Big boxes in other categories soon followed. Circuit City was the same concept originally, and today we have the Best Buys, Toys 'R' Us, Lowe's, Home Depot and on and on. They all offer vast selection and instant gratification.

I believe instant gratification is what really made the original Levitz stores successful, not price or selection. Before Levitz, furniture and most consumer durables were bought and then ordered. I remember waiting for my family's first living room suite, Victorian with lots of showwood and incredibly uncomfortable, but Mom loved it. That was how it was done in the 1950s and earlier.

Mitchell's book notes that most communities subsidized big-box stores, often at the expense of local retailers. The federal tax code was changed in 1954, and since then federal, state and local authorities have given tax breaks and subsidies, and built roads and public utilities, to bring big stores to their communities in hopes of generating more sales tax revenue and additional employment.

That often doesn't happen, Mitchell says, because of lost jobs at local retailers.
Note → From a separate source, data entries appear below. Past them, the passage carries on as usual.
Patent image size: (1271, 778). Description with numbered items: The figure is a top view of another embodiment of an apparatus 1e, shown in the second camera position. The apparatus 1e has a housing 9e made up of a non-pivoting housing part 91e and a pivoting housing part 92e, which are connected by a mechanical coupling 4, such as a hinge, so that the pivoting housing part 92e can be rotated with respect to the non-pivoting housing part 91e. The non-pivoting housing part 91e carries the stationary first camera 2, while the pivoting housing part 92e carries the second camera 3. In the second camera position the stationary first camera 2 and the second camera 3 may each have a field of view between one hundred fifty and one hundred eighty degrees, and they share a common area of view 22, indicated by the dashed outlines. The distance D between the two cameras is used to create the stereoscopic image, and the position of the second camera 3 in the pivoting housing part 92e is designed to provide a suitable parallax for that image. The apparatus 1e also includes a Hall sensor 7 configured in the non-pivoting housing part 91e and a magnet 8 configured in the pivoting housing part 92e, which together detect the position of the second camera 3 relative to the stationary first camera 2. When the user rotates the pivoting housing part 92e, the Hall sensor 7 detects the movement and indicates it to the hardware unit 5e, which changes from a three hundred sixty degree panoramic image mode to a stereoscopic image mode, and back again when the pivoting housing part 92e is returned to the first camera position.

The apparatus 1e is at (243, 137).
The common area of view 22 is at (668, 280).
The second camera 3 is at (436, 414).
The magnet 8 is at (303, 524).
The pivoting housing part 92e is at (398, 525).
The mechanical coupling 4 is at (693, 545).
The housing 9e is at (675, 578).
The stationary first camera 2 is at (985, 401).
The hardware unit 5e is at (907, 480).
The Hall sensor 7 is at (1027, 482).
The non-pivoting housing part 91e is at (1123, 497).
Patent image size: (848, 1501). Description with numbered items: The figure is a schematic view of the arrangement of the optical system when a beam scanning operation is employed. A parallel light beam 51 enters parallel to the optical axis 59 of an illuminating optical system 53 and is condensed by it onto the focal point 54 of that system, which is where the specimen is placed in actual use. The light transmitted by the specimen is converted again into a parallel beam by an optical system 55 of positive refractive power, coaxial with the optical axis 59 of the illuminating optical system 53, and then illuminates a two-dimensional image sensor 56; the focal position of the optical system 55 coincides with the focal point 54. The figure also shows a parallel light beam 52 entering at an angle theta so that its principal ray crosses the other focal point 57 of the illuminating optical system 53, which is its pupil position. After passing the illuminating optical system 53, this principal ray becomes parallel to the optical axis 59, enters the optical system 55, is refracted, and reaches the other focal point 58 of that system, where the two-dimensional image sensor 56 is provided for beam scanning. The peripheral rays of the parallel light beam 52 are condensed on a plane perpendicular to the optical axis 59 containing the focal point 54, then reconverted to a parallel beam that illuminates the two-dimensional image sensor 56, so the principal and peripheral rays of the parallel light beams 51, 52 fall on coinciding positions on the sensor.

She also discusses the loss of "local premiums," the monies spent by smaller retailers locally as opposed to the big boxes, which tend to spend centrally, leveraging their buying power. The obvious target of her book is Wal-Mart, the nation's largest retailer of just about anything.

Ours is an industry that is adjusting to a more capital-intensive retail model, forced largely by the attractive prices of imports. That's creating new opportunities, but I hope we don't lose the entrepreneurial aspect of our industry, like we've seen with pharmacies, groceries and others.

We need to act now to save this heritage.